Innovator Fund Has Sustainability Focus
Dublin boutique investment manager KBI Global Investors, owned by French giant Credit Agricole, has had a focus on sustainability themes long before ESG became fashionable. The long-term secular trends that KBI believes offer attractive investment opportunities are:
• the spiralling global demand for scarce resources such as food, energy, water, and commodities.
• the need for the global economy to adapt to reduce carbon emissions.
• the impact of population growth, urbanisation and emergence of new consumers in developing economies.
The KBIGI Innovator Fund, launched five year ago, invests in companies active in energy solutions, particularly renewable energy and energy efficiency; companies active in the water sector; agribusiness companies, from producers to large scale farms; and companies operating in emerging markets. Additionally, the Innovator Fund has commodities exposure for diversification.

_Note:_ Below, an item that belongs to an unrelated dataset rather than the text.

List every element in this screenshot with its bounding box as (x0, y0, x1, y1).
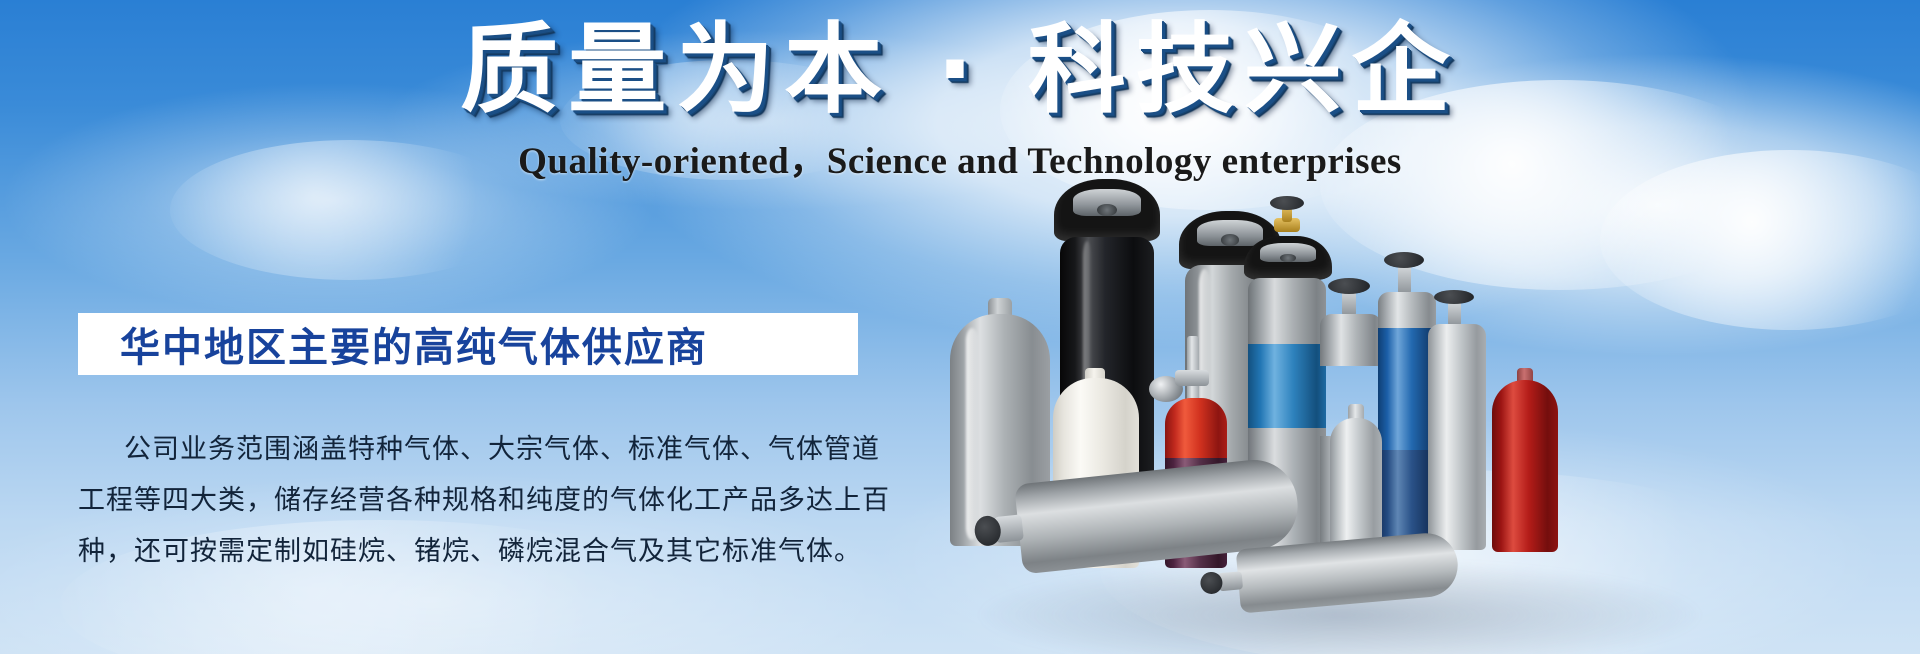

Assets under management are c.€65m, with investment deployed in stocks such as Veolia, Iberdrola, National Grid, First Solar Inc, Greencoat Renewables, and United Utilities Group.
Also in the portfolio is Andritz, the Austrian group that makes equipment, systems and services for the pulp and paper industry, the hydropower sector, pumps and solid/liquid separation in the municipal and industrial sectors, as well as animal feed and biomass pelleting. It’s not a stock many Irish investors are familiar with, and the share price has advanced 27% year-to-date.
New Ireland offers the Innovator Fund to retail investors, and on a 5-year view pre-charges annualised performance has been 12.9%.